Hey Erica! Just read the vinegar piece. Loved it. Thanks for the info. Though I have never made my own vinegar, as a private chef and lifelong cook, I totally get the emotional attachment to your creation. And I will now embark on my own vinegar mother-making, thanks to you!
Chris Lynch
Brooklyn, NY
http://www.LYNCHCOOKS.com
PS I will be cooking Red Mullet for first time tonight – S&P, light dredge in “00” & semolina & fry, lemons, green salad. Ciao!
Christopher,
It does become a child. Give it a try and let me know how it works out.
Dear Erica,
Great story! My mother (vinegar) is only a few months old and it looks healthy. I would like to share my work with a friend, how do I do that? Do I pour some of my vinegar in a bottle and give it to her with the hope it develops its own mother?
Thanks,
Claire
Claire,
You can cut a little piece off it and put it in a new jar, along with some of your vinegar. Usually when I’ve given people vinegar, it doesn’t develop a mother on it’s own. This was a special case.
Erica
I think you’ve misstated what happens. Vinegar DOES NOT need or use yeast. Vinegar is made when Acetobacter consumes ALCOHOL to produce Acetic Acid (vinegar). You need yeast to make alcohol and you need acetobacter to make vinegar from alcohol. My guess is that the bread merely served as food for wild yeasts to produce alcohol which were converted to alcohol
I came across your blog doing research on how to start my first red wine vinegar mother. Some other places on the web have mentioned adding one tablespoon of apple cider vinegar to 16 oz of red wine and recording the bottle to start growing a mother. Any input? I see that you only added bread to wine rather than apple cider vinegar. I’m a total newbie at this so I thought I’d ask you what you thought.
Hi BlessedLIttleThistle,
I have heard about the cider vinegar, but I’ve never tried that. Does it have some special enzymes in it that would help activate a mother? I’ve just gone with the bread and it usually works. Although, at the moment, I’ve got another dead mother on my hands. The thing just crumbled and broke apart. I’m planning on starting over. I’m gonna research the cider vinegar thing and possibly try that.
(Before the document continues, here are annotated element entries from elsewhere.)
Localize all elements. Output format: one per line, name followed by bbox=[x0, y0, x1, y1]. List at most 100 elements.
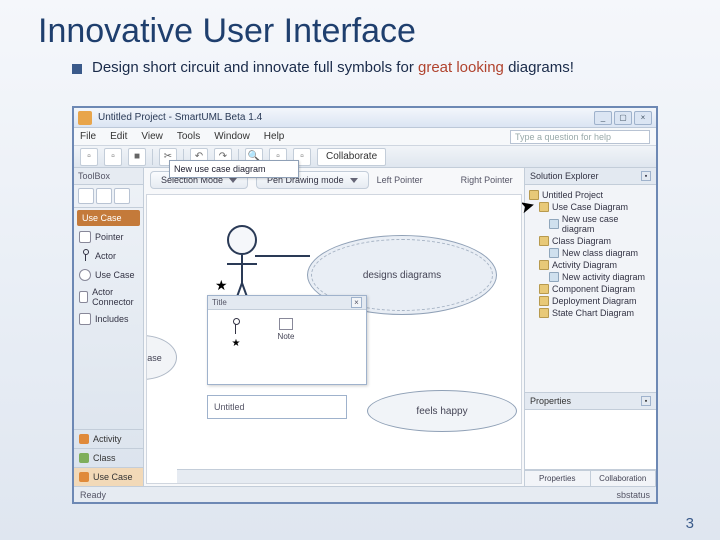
right-pointer-label: Right Pointer bbox=[461, 175, 513, 185]
tool-includes[interactable]: Includes bbox=[74, 310, 143, 328]
horizontal-scrollbar[interactable] bbox=[177, 469, 521, 483]
chevron-down-icon bbox=[350, 178, 358, 183]
tree-label: Activity Diagram bbox=[552, 260, 617, 270]
tree-label: State Chart Diagram bbox=[552, 308, 634, 318]
tree-node[interactable]: Component Diagram bbox=[529, 283, 652, 295]
tab-properties[interactable]: Properties bbox=[525, 471, 591, 486]
tool-actor-connector[interactable]: Actor Connector bbox=[74, 284, 143, 310]
swatch-icon bbox=[79, 453, 89, 463]
pin-button[interactable]: ▪ bbox=[641, 396, 651, 406]
star-icon: ★ bbox=[232, 338, 241, 349]
bullet-part-c: diagrams! bbox=[508, 59, 574, 76]
tree-label: New activity diagram bbox=[562, 272, 645, 282]
actor-icon bbox=[230, 318, 242, 336]
folder-icon bbox=[539, 284, 549, 294]
tool-usecase[interactable]: Use Case bbox=[74, 266, 143, 284]
tool-label: Includes bbox=[95, 314, 129, 324]
app-icon bbox=[78, 111, 92, 125]
menu-view[interactable]: View bbox=[141, 131, 163, 142]
mode-toolbar: Selection Mode Pen Drawing mode Left Poi… bbox=[144, 168, 524, 192]
menu-tools[interactable]: Tools bbox=[177, 131, 200, 142]
bullet-icon bbox=[72, 64, 82, 74]
untitled-box[interactable]: Untitled bbox=[207, 395, 347, 419]
tree-label: Use Case Diagram bbox=[552, 202, 628, 212]
palette-close-button[interactable]: × bbox=[351, 297, 362, 308]
solution-explorer-panel: Solution Explorer▪ Untitled Project Use … bbox=[524, 168, 656, 486]
statusbar: Ready sbstatus bbox=[74, 486, 656, 502]
palette-title: Title bbox=[212, 298, 227, 307]
toolbox-header: ToolBox bbox=[74, 168, 143, 185]
bullet-text: Design short circuit and innovate full s… bbox=[92, 59, 574, 76]
tree-node[interactable]: Use Case Diagram bbox=[529, 201, 652, 213]
note-icon bbox=[279, 318, 293, 330]
toolbox-btn[interactable] bbox=[78, 188, 94, 204]
tree-node[interactable]: New use case diagram bbox=[529, 213, 652, 235]
minimize-button[interactable]: _ bbox=[594, 111, 612, 125]
tree-node[interactable]: New activity diagram bbox=[529, 271, 652, 283]
toolbox-panel: ToolBox Use Case Pointer Actor Use Case … bbox=[74, 168, 144, 486]
toolbox-tab-usecase[interactable]: Use Case bbox=[74, 467, 143, 486]
swatch-icon bbox=[79, 434, 89, 444]
usecase-shape[interactable]: Use Case bbox=[146, 335, 177, 380]
diagram-canvas[interactable]: Use Case ★ designs diagrams Title× ★ Not… bbox=[146, 194, 522, 484]
tree-node[interactable]: New class diagram bbox=[529, 247, 652, 259]
tree-root[interactable]: Untitled Project bbox=[529, 189, 652, 201]
pin-button[interactable]: ▪ bbox=[641, 171, 651, 181]
floating-palette[interactable]: Title × ★ Note bbox=[207, 295, 367, 385]
collaborate-button[interactable]: Collaborate bbox=[317, 148, 386, 166]
new-button[interactable]: ▫ bbox=[80, 148, 98, 166]
menu-edit[interactable]: Edit bbox=[110, 131, 127, 142]
titlebar: Untitled Project - SmartUML Beta 1.4 _ ▢… bbox=[74, 108, 656, 128]
status-left: Ready bbox=[80, 490, 106, 500]
toolbox-category-usecase[interactable]: Use Case bbox=[77, 210, 140, 226]
connector-line[interactable] bbox=[255, 255, 310, 257]
diagram-icon bbox=[549, 219, 559, 229]
palette-actor[interactable]: ★ bbox=[216, 318, 256, 349]
palette-label: Note bbox=[278, 332, 295, 341]
save-button[interactable]: ■ bbox=[128, 148, 146, 166]
help-search-input[interactable]: Type a question for help bbox=[510, 130, 650, 144]
tab-label: Properties bbox=[539, 474, 575, 483]
actor-shape[interactable] bbox=[227, 225, 257, 255]
menu-window[interactable]: Window bbox=[214, 131, 250, 142]
tab-label: Class bbox=[93, 453, 116, 463]
toolbox-btn[interactable] bbox=[114, 188, 130, 204]
connector-icon bbox=[79, 291, 88, 303]
tree-node[interactable]: State Chart Diagram bbox=[529, 307, 652, 319]
tool-label: Actor Connector bbox=[92, 287, 138, 307]
close-button[interactable]: × bbox=[634, 111, 652, 125]
toolbox-tab-activity[interactable]: Activity bbox=[74, 429, 143, 448]
slide-number: 3 bbox=[686, 515, 694, 532]
tab-label: Activity bbox=[93, 434, 122, 444]
tree-label: New class diagram bbox=[562, 248, 638, 258]
maximize-button[interactable]: ▢ bbox=[614, 111, 632, 125]
palette-note[interactable]: Note bbox=[266, 318, 306, 349]
tree-node[interactable]: Activity Diagram bbox=[529, 259, 652, 271]
tree-node[interactable]: Deployment Diagram bbox=[529, 295, 652, 307]
tab-collaboration[interactable]: Collaboration bbox=[591, 471, 657, 486]
toolbox-btn[interactable] bbox=[96, 188, 112, 204]
bullet-part-a: Design short circuit and innovate full s… bbox=[92, 59, 414, 76]
slide-title: Innovative User Interface bbox=[0, 0, 720, 51]
toolbox-top-buttons bbox=[74, 185, 143, 208]
tab-label: Collaboration bbox=[599, 474, 646, 483]
menu-help[interactable]: Help bbox=[264, 131, 285, 142]
main-toolbar: ▫ ▫ ■ ✂ ↶ ↷ 🔍 ▫ ▫ Collaborate bbox=[74, 146, 656, 168]
diagram-icon bbox=[549, 272, 559, 282]
usecase-ellipse-2[interactable]: feels happy bbox=[367, 390, 517, 432]
app-window: Untitled Project - SmartUML Beta 1.4 _ ▢… bbox=[72, 106, 658, 504]
tree-label: Component Diagram bbox=[552, 284, 635, 294]
tool-pointer[interactable]: Pointer bbox=[74, 228, 143, 246]
tool-actor[interactable]: Actor bbox=[74, 246, 143, 266]
toolbox-tab-class[interactable]: Class bbox=[74, 448, 143, 467]
folder-icon bbox=[539, 202, 549, 212]
open-button[interactable]: ▫ bbox=[104, 148, 122, 166]
menu-file[interactable]: File bbox=[80, 131, 96, 142]
center-area: Selection Mode Pen Drawing mode Left Poi… bbox=[144, 168, 524, 486]
project-tree[interactable]: Untitled Project Use Case Diagram New us… bbox=[525, 185, 656, 392]
properties-grid[interactable] bbox=[525, 410, 656, 470]
chevron-down-icon bbox=[229, 178, 237, 183]
tree-node[interactable]: Class Diagram bbox=[529, 235, 652, 247]
status-right: sbstatus bbox=[616, 490, 650, 500]
tool-label: Pointer bbox=[95, 232, 124, 242]
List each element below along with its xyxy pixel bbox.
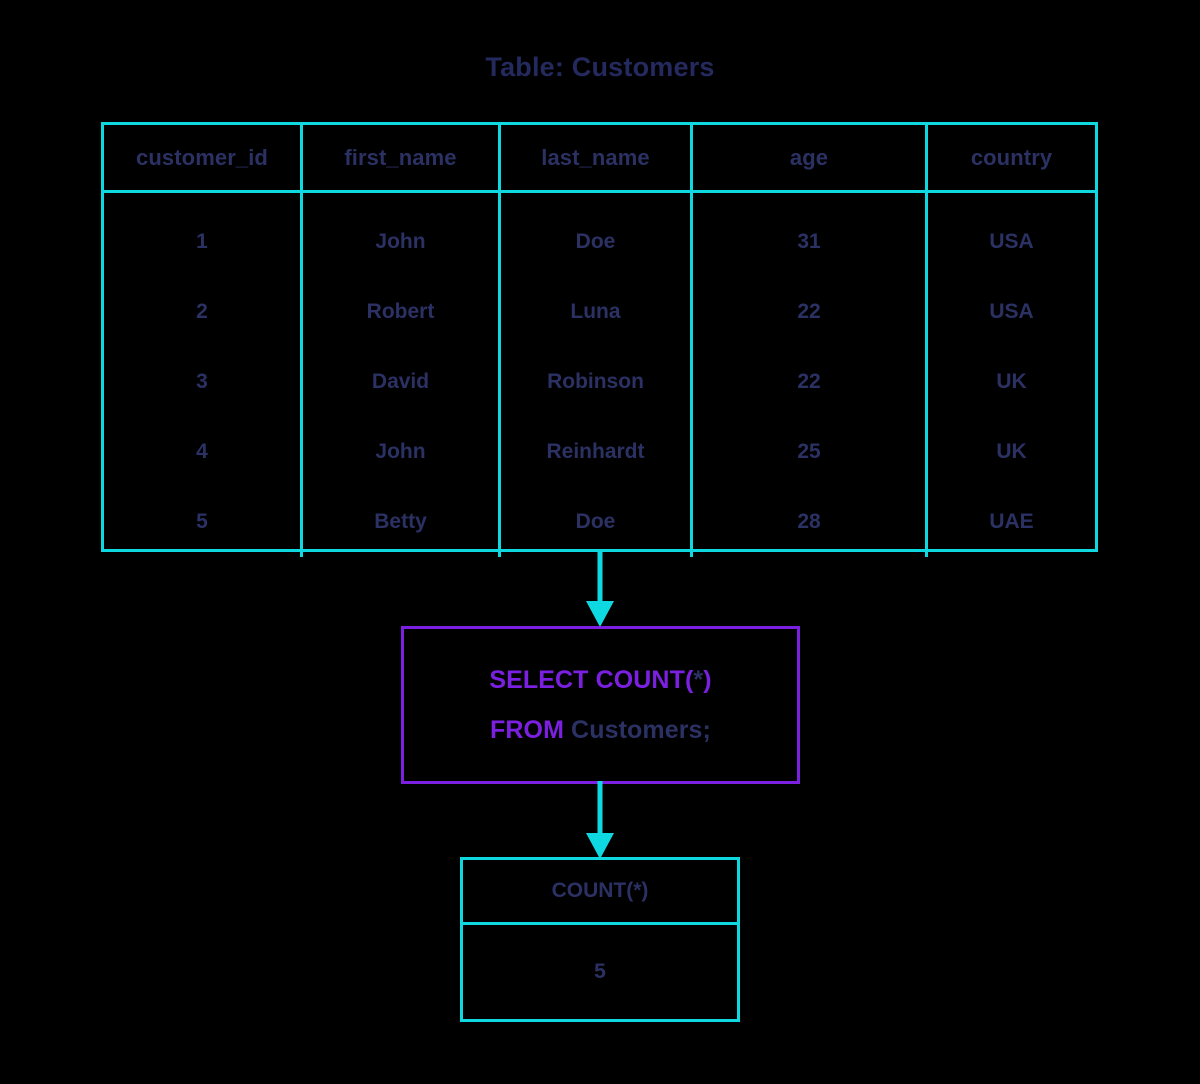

Good luck with yours. And let me know how it goes.
**reCORKING** rather
Awesome story. I could feel your pain. I’m so glad you found a child😊😊. Happy vinegar making.
Thanks, David.
Ive recently developed an interest in starting my own red wine vinegar mother. I would love to hear more specifics regard how you started yours. In particular, how much wine to start, how much bread, what sort of container, etc.
Interesting retelling. Laughed when you said I visited my mother, not my vinegar’s mother’s housem
Thanks for sharing info about the trick of using some Italian bread to help make the vinegar. Perhaps a sourdough bread slice would work equally well?
Wonder what killed the mother. Now I’ll check my vinegars. Also, do you have anybody idea mixing distilled vinegar with a vinegar with a mother would kill the mother?